American Apparel gets $300 million purchase offer with founder support

By Caroline Salls

Pittsburgh, Jan. 11 – American Apparel, Inc. received a $300 million purchase offer from an investor group comprised of Hagan Capital Group and Silver Creek Capital Partners, according to a news release from Cardinal Advisors, LLC, the financial adviser for company founder Dov Charney.

Cardinal said the offer valuing American Apparel at $300 million is superior to the company’s plan of reorganization. The adviser said American Apparel’s plan is not feasible and will lead to poor long-term recoveries for stakeholders and put thousands of manufacturing jobs in Los Angeles at risk.

Charney supports the acquisition proposal.

According to the release, the American Apparel investment would be managed by PressPlay Group, the private equity arm of PressPlay Global, which is backed by Hagan and Silver Creek.

The terms of the proposal include an investment of $130 million, including $90 million of new equity and a $40 million new term loan. American Apparel would exit bankruptcy with about $160 million of liquidity and new equity, including cash, a new $50 million undrawn revolving credit facility and $90 million of equity cushion at closing, versus roughly $75 million under the company’s plan of reorganization.

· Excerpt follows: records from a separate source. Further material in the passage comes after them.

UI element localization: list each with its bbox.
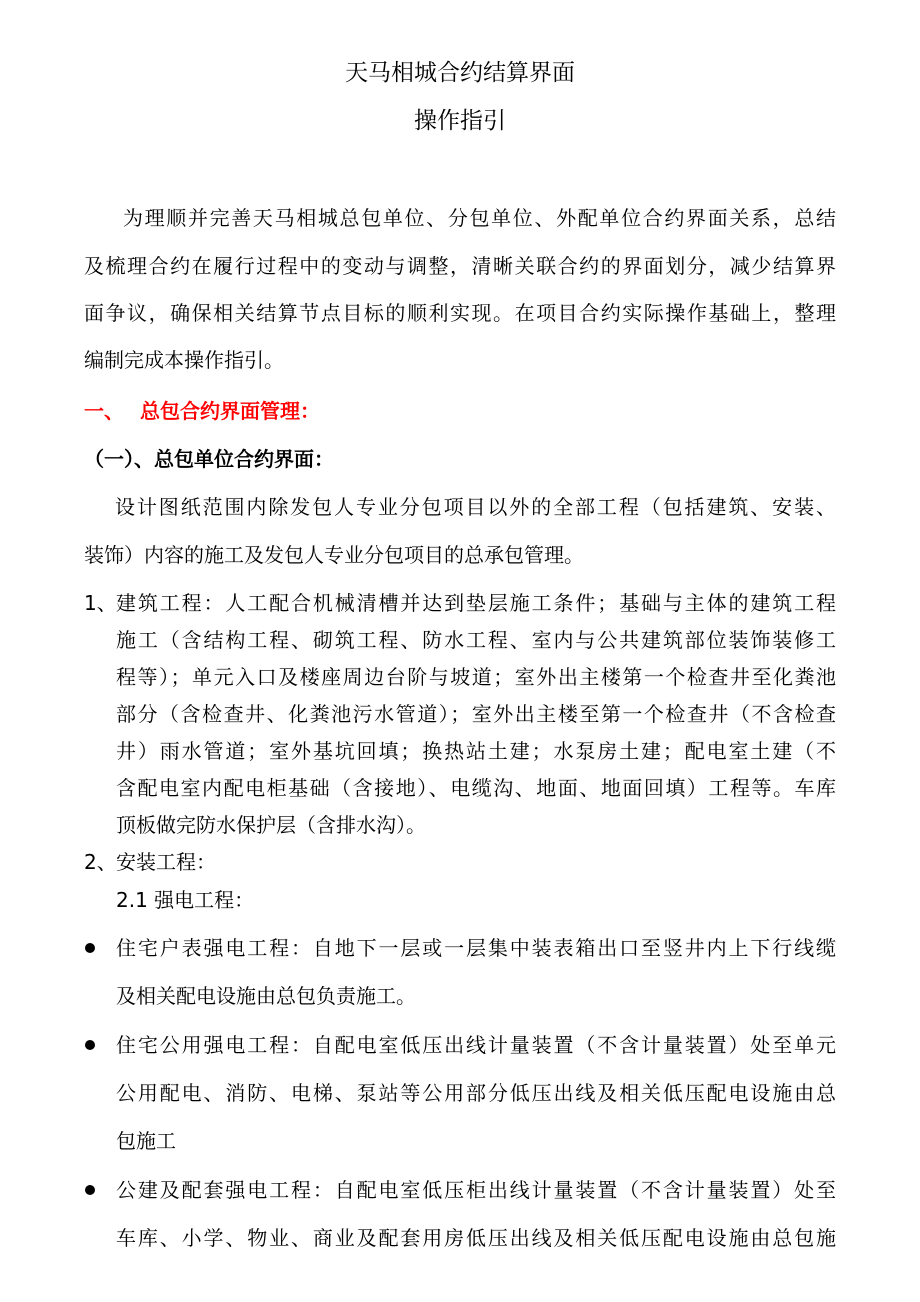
item2-1-label: 2.1 强电工程： [116,888,255,912]
bullet-dot-icon [85,1185,95,1195]
item-number-2: 2、 [84,850,117,874]
section-heading: 总包合约界面管理： [140,399,320,423]
intro-line-3: 面争议，确保相关结算节点目标的顺利实现。在项目合约实际操作基础上，整理 [84,301,836,325]
item1-line-3: 程等）；单元入口及楼座周边台阶与坡道；室外出主楼第一个检查井至化粪池 [116,665,836,689]
item1-line-7: 顶板做完防水保护层（含排水沟）。 [116,813,426,837]
scope-line-1: 设计图纸范围内除发包人专业分包项目以外的全部工程（包括建筑、安装、 [115,495,836,519]
bullet1-line-1: 住宅户表强电工程：自地下一层或一层集中装表箱出口至竖井内上下行线缆 [116,936,836,960]
bullet1-line-2: 及相关配电设施由总包负责施工。 [116,984,416,1008]
bullet2-line-3: 包施工 [116,1129,176,1153]
scope-line-2: 装饰）内容的施工及发包人专业分包项目的总承包管理。 [84,543,584,567]
intro-line-1: 为理顺并完善天马相城总包单位、分包单位、外配单位合约界面关系，总结 [123,206,836,230]
item1-line-2: 施工（含结构工程、砌筑工程、防水工程、室内与公共建筑部位装饰装修工 [116,628,836,652]
document-title: 天马相城合约结算界面 [345,60,575,86]
bullet-dot-icon [85,943,95,953]
subsection-heading: （一）、总包单位合约界面： [84,447,334,471]
bullet2-line-2: 公用配电、消防、电梯、泵站等公用部分低压出线及相关低压配电设施由总 [116,1081,836,1105]
item1-line-1: 建筑工程：人工配合机械清槽并达到垫层施工条件；基础与主体的建筑工程 [116,591,836,615]
bullet3-line-2: 车库、小学、物业、商业及配套用房低压出线及相关低压配电设施由总包施 [116,1226,836,1250]
document-subtitle: 操作指引 [414,108,506,134]
intro-line-4: 编制完成本操作指引。 [84,348,284,372]
bullet-dot-icon [85,1040,95,1050]
item1-line-6: 含配电室内配电柜基础（含接地）、电缆沟、地面、地面回填）工程等。车库 [116,776,836,800]
section-number: 一、 [84,399,124,423]
item2-label: 安装工程： [116,850,216,874]
item1-line-4: 部分（含检查井、化粪池污水管道）；室外出主楼至第一个检查井（不含检查 [116,702,836,726]
bullet2-line-1: 住宅公用强电工程：自配电室低压出线计量装置（不含计量装置）处至单元 [116,1033,836,1057]
bullet3-line-1: 公建及配套强电工程：自配电室低压柜出线计量装置（不含计量装置）处至 [116,1178,836,1202]
item1-line-5: 井）雨水管道；室外基坑回填；换热站土建；水泵房土建；配电室土建（不 [116,739,836,763]
intro-line-2: 及梳理合约在履行过程中的变动与调整，清晰关联合约的界面划分，减少结算界 [84,254,836,278]
item-number-1: 1、 [84,591,117,615]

Cardinal said the total enterprise value of the proposed transaction is $300 million, above the valuation range of $180 to $270 million publicly stated by American Apparel in its disclosure statement.

Under the investor group’s offer, the company’s pre-bankruptcy senior lenders would receive a recovery of more than 100%, versus 33% to 77% under the company’s plan. Additionally, the unsecured creditors would receive a recovery 10 times greater than under American Apparel’s plan.

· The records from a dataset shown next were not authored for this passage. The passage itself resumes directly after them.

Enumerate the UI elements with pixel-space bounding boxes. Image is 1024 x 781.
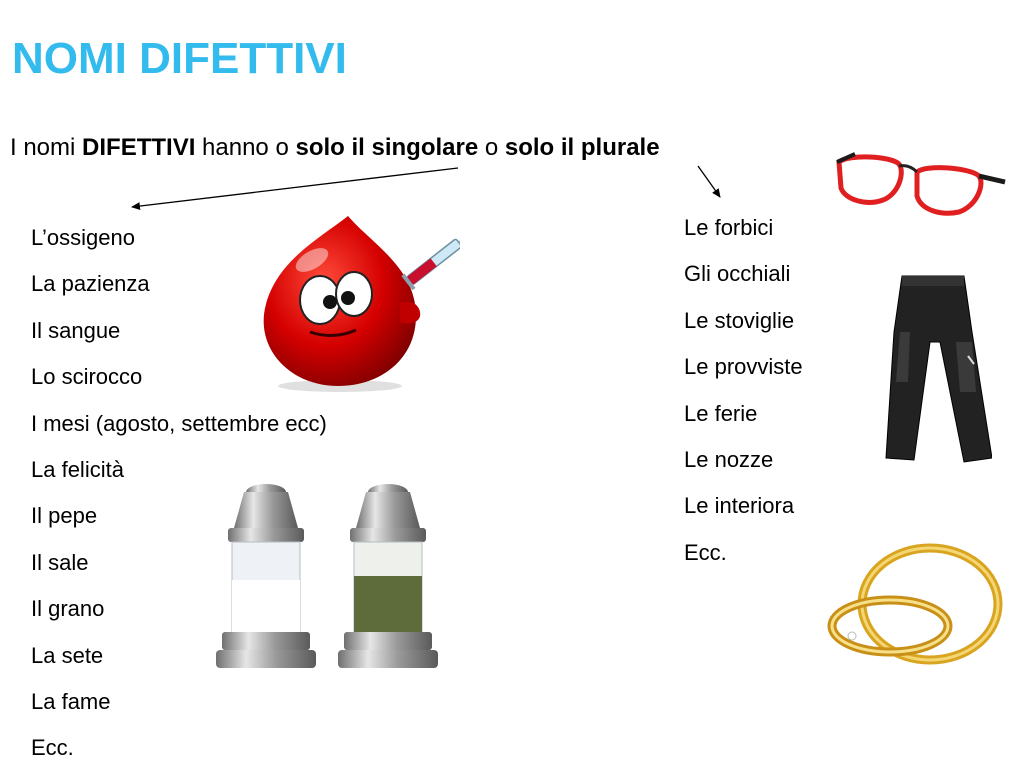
list-item: Lo scirocco (31, 364, 143, 390)
list-item: Gli occhiali (684, 261, 791, 287)
intro-text-3: o (478, 134, 505, 161)
list-item: La fame (31, 688, 111, 714)
list-item: Le ferie (684, 400, 758, 426)
intro-bold-singolare: solo il singolare (295, 134, 479, 161)
intro-bold-difettivi: DIFETTIVI (82, 134, 196, 161)
list-item: L’ossigeno (31, 225, 135, 250)
list-item: Il sangue (31, 317, 121, 343)
list-item: Il pepe (31, 503, 98, 529)
list-item: Il sale (31, 549, 89, 575)
intro-text-1: I nomi (10, 134, 83, 161)
list-item: La pazienza (31, 271, 150, 297)
intro-bold-plurale: solo il plurale (504, 134, 660, 161)
trousers-image (880, 272, 992, 464)
list-item: Le forbici (684, 215, 774, 240)
list-item: La felicità (31, 456, 124, 482)
list-item: Ecc. (684, 539, 727, 565)
salt-pepper-image (212, 480, 446, 678)
glasses-image (835, 150, 1009, 220)
list-item: Le nozze (684, 446, 774, 472)
plural-nouns-list (684, 214, 803, 585)
list-item: Le interiora (684, 493, 795, 519)
list-item: Le provviste (684, 354, 803, 380)
page-title: NOMI DIFETTIVI (12, 34, 347, 83)
arrow-to-singular (132, 168, 458, 207)
list-item: Il grano (31, 596, 105, 622)
intro-text-2: hanno o (195, 134, 296, 161)
list-item: I mesi (agosto, settembre ecc) (31, 410, 327, 436)
rings-image (826, 540, 1008, 670)
list-item: Ecc. (31, 735, 74, 761)
list-item: Le stoviglie (684, 307, 795, 333)
arrow-to-plural (698, 166, 720, 197)
blood-drop-image (250, 208, 460, 393)
list-item: La sete (31, 642, 104, 668)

“American Apparel is a proven viable business model that needs to be scaled from a sales point of view and should not be in bankruptcy,” Hagan managing director Chad Hagan said in the release.

In addition, Hagan said, “Removing [Charney] from the company’s board and leadership was a shortsighted mistake, and we are seeing the results of this error unfold in the declining performance of the company today.”

In the nine months ended Sept. 30, Cardinal said net sales and gross profits declined 15.5% and 29.2%, respectively.

“The historical record on this is clear at this point: The company is a far less profitable business than it was under Mr. Charney’s tenure as chairman and CEO, and the company’s sales and EBITDA only continue to deteriorate further under the new regime,” Hagan said in the release.

Proskauer Rose LLP is serving as legal counsel to Hagan Capital Group and Silver Creek Capital Partners.

American Apparel, a Los Angeles-based manufacturer, distributor and retailer of branded fashion basic apparel, filed for bankruptcy on Oct. 5 in the U.S. Bankruptcy Court for the District of Delaware. The Chapter 11 case number is 15-12055.